Albert Spruyt

**Name of the Vulnerable Software and Affected Versions** MZ Automation LibIEC1850 versions before commit 7afa40390b26ad1f4cf93deaa0052fe7e357ef33 **Description** A NULL pointer dereference in the MMS Client of MZ Automation LibIEC1850 allows a malicious server to cause a Denial-of-Service via the MMS InitiationResponse message. This issue can be exploited by a malicious server, leading to a denial-of-service condition. **Recommendations** For versions before commit 7afa40390b26ad1f4cf93deaa0052fe7e357ef33, update to a version that includes the fix for this issue. As a temporary workaround, consider restricting access to the MMS Client to minimize the risk of exploitation.
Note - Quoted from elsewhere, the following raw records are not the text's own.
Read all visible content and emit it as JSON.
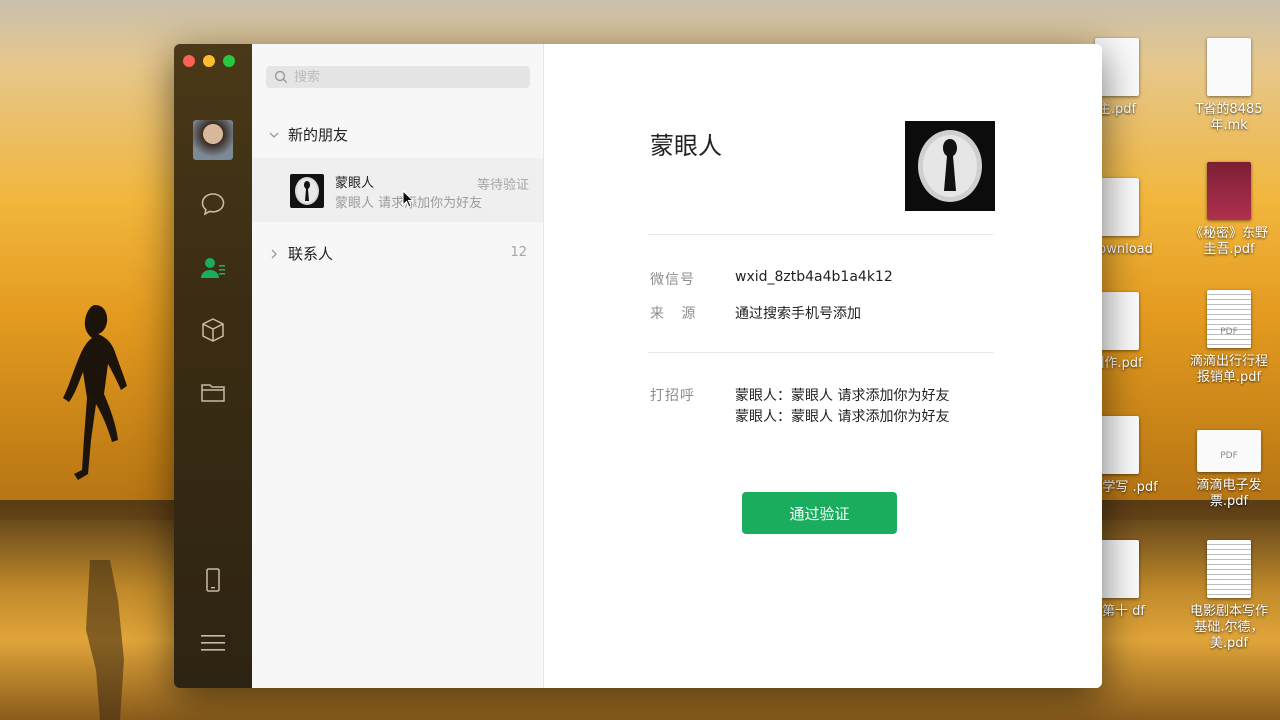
{
  "desktop": {
    "icons": [
      {
        "label": "主.pdf"
      },
      {
        "label": "T省的8485年.mk"
      },
      {
        "label": "人 ownload"
      },
      {
        "label": "《秘密》东野圭吾.pdf"
      },
      {
        "label": "创作.pdf"
      },
      {
        "label": "滴滴出行行程报销单.pdf"
      },
      {
        "label": "构文学写 .pdf"
      },
      {
        "label": "滴滴电子发票.pdf"
      },
      {
        "label": "集第十 df"
      },
      {
        "label": "电影剧本写作基础.尔德，美.pdf"
      }
    ],
    "pdf_tag": "PDF"
  },
  "sidebar": {
    "icons": [
      "chat-icon",
      "contacts-icon",
      "favorites-icon",
      "files-icon",
      "phone-icon",
      "menu-icon"
    ],
    "accent": "#1aad5e"
  },
  "list": {
    "search_placeholder": "搜索",
    "new_friends_label": "新的朋友",
    "contacts_label": "联系人",
    "contacts_count": "12",
    "request": {
      "name": "蒙眼人",
      "message": "蒙眼人  请求添加你为好友",
      "status": "等待验证"
    }
  },
  "detail": {
    "name": "蒙眼人",
    "wechat_id_label": "微信号",
    "wechat_id_value": "wxid_8ztb4a4b1a4k12",
    "source_label": "来   源",
    "source_value": "通过搜索手机号添加",
    "greeting_label": "打招呼",
    "greetings": [
      "蒙眼人：蒙眼人 请求添加你为好友",
      "蒙眼人：蒙眼人 请求添加你为好友"
    ],
    "verify_button": "通过验证"
  }
}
**Name of the Vulnerable Software and Affected Versions** MZ Automation LibIEC61850 versions before commit 1f52be9ddeae00e69cd43e4cac3cb4f0c880c4f0 **Description** The issue is related to multiple buffer overflows in the MMS Client of MZ Automation LibIEC61850. A malicious server can cause a stack-based buffer overflow via the MMS IdentifyResponse message, potentially leading to remote code execution and system compromise. **Recommendations** For versions before commit 1f52be9ddeae00e69cd43e4cac3cb4f0c880c4f0, update to a version that includes the fix for this issue to prevent exploitation. As a temporary workaround, consider restricting access to the MMS Client to minimize the risk of exploitation.